Saban and Stoops are at the pinnacle of their profession. With the Sugar Bowl now behind them, they will both have a chance to coach in the NFL. If they are smart, they will resist the temptation.
Southern Cal’s Pete Carroll bombed as an NFL coach with the Patriots, but he’s the bomb at USC. The alumni revere him. The players respect him. The administration rewards him.
These days, there’s no reason for a college coach to go to the NFL. As recently as 10 years ago, the money discrepancy between pro and college was enormous. Not anymore. Now Stoops makes $2.5 million a year, which is more than many pro coaches make. And if the NFL came calling, you better believe Oklahoma would ante up even more to keep him.
The great college coaches are demigods who become magnified by their supporters, deified by their players. In pro sports, you become known but never loved. Longtime college coaches become legends like Bobby Bowden and Bobby Knight. Longtime pro coaches become afterthoughts like Lenny Wilkens and Dan Reeves.

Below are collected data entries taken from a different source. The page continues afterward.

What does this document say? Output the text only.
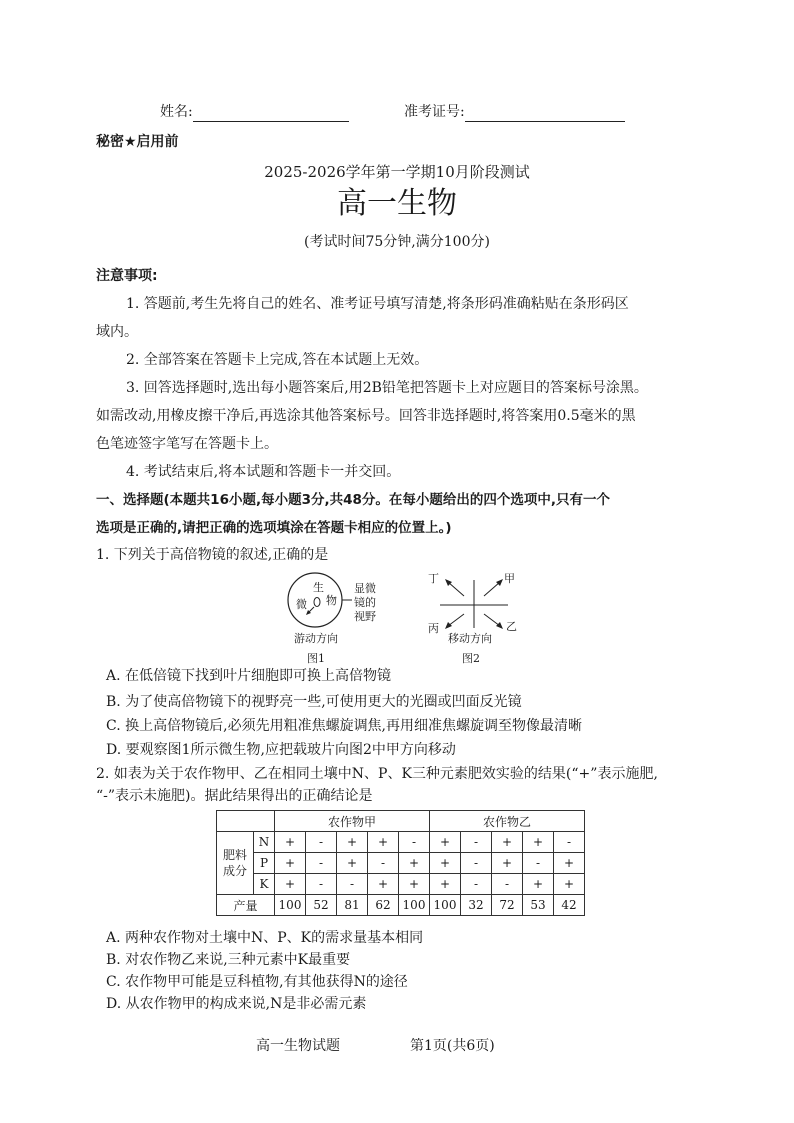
姓名:	准考证号:
秘密★启用前
2025-2026学年第一学期10月阶段测试
高一生物
(考试时间75分钟,满分100分)
注意事项:
1. 答题前,考生先将自己的姓名、准考证号填写清楚,将条形码准确粘贴在条形码区
域内。
2. 全部答案在答题卡上完成,答在本试题上无效。
3. 回答选择题时,选出每小题答案后,用2B铅笔把答题卡上对应题目的答案标号涂黑。
如需改动,用橡皮擦干净后,再选涂其他答案标号。回答非选择题时,将答案用0.5毫米的黑
色笔迹签字笔写在答题卡上。
4. 考试结束后,将本试题和答题卡一并交回。
一、选择题(本题共16小题,每小题3分,共48分。在每小题给出的四个选项中,只有一个
选项是正确的,请把正确的选项填涂在答题卡相应的位置上。)
1. 下列关于高倍物镜的叙述,正确的是
生
微 物
显微
镜的
视野
游动方向
图1
丁	甲
丙	乙
移动方向
图2
A. 在低倍镜下找到叶片细胞即可换上高倍物镜
B. 为了使高倍物镜下的视野亮一些,可使用更大的光圈或凹面反光镜
C. 换上高倍物镜后,必须先用粗准焦螺旋调焦,再用细准焦螺旋调至物像最清晰
D. 要观察图1所示微生物,应把载玻片向图2中甲方向移动
2. 如表为关于农作物甲、乙在相同土壤中N、P、K三种元素肥效实验的结果(“+”表示施肥,
“-”表示未施肥)。据此结果得出的正确结论是
		农作物甲					农作物乙				

肥料
成分	N	+	-	+	+	-	+	-	+	+	-
	P	+	-	+	-	+	+	-	+	-	+
	K	+	-	-	+	+	+	-	-	+	+
产量		100	52	81	62	100	100	32	72	53	42
A. 两种农作物对土壤中N、P、K的需求量基本相同
B. 对农作物乙来说,三种元素中K最重要
C. 农作物甲可能是豆科植物,有其他获得N的途径
D. 从农作物甲的构成来说,N是非必需元素
高一生物试题	第1页(共6页)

“Why would Coach Stoops ever want to leave?” said Oklahoma defensive tackle Dusty Dvoracek. “He’s a mythical figure in the state of Oklahoma. He’s bigger than the governor.”
The top pro coaches may make a tad more money, but they have a much tougher gig. It’s much easier to motivate an underprivileged kid whose family lives in poverty than it is a millionaire who lives in a mansion.
“Once an NFL game is over, you can’t tell who’s won or lost unless they flash the score on the TV screen,” Stoops said. “All the players from both teams are laughing and hugging each other.”
Pitino may have said it best when he departed Kentucky for the NBA.
“It’s like I’m leaving Shangri-La,” he explained.
Unfortunately for Pitino, Spurrier and so many other college coaches, they leave paradise and enter another realm where they become misplaced, adrift.